I'm not a physics major student and I call myself a total noob in physics, however, I have this issue to solve. The problem is that I don't even know where to start from. One little thing to add: this problem was translated from another language so forgive me for some misunderstandings. I'm not asking for a full solution(even though it would be highly appreciated), I need more like a guide where to dig.

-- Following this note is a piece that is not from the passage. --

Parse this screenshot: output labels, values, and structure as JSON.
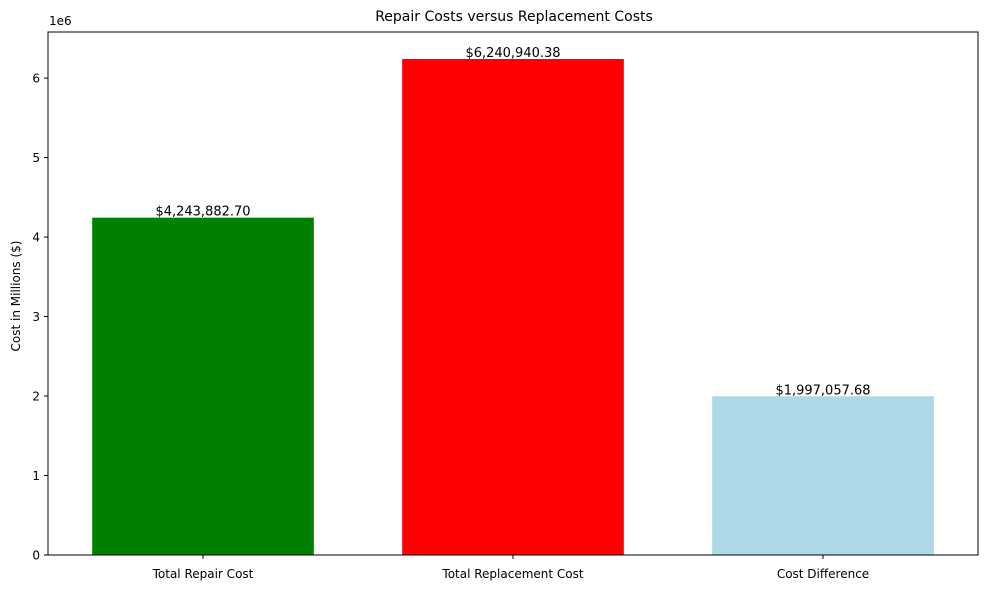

A point particle of mass m moves under the force of gravity on the surface of a paraboloid.

$$z = x^2 + y^2$$

Write the equations of motion.

• you can simply write down three equations ma=F for all three components, where you substitute the force you want and constraint you also want (the constraint is already solved for z) – Umaxo Oct 17 '19 at 15:04

You can use the lagrangian approach to solve it. You know that it is fixed to the surface so you can use $$x, y$$ as the independent coordinates. So the lagrangian is: $$L = T-V =\frac{1}{2}m\left(\dot{x}^{2}+\dot{y}^{2}+\dot{z}^{2}\right)-mgz$$
Where $$T$$ is kinetic energy and $$V$$ is potential energy. You now use the fact that $$z$$ can be expressed in terms of $$x$$ and $$y$$,
$$L = \frac{1}{2}m\left[\dot{x}^{2}+\dot{y}^{2}+\left(2x\dot{x}+2y\dot{y}\right)^{2}\right]-mg(x^{2}+y^{2})$$
$$\frac{\partial L}{\partial q_i}-\frac{\mathrm{d}}{\mathrm{d}t}\frac{\partial L}{\partial \dot{q}_i} = 0$$
Where $$q_i$$ can be either $$x$$ or $$y$$. I trust that you are able to do this last step.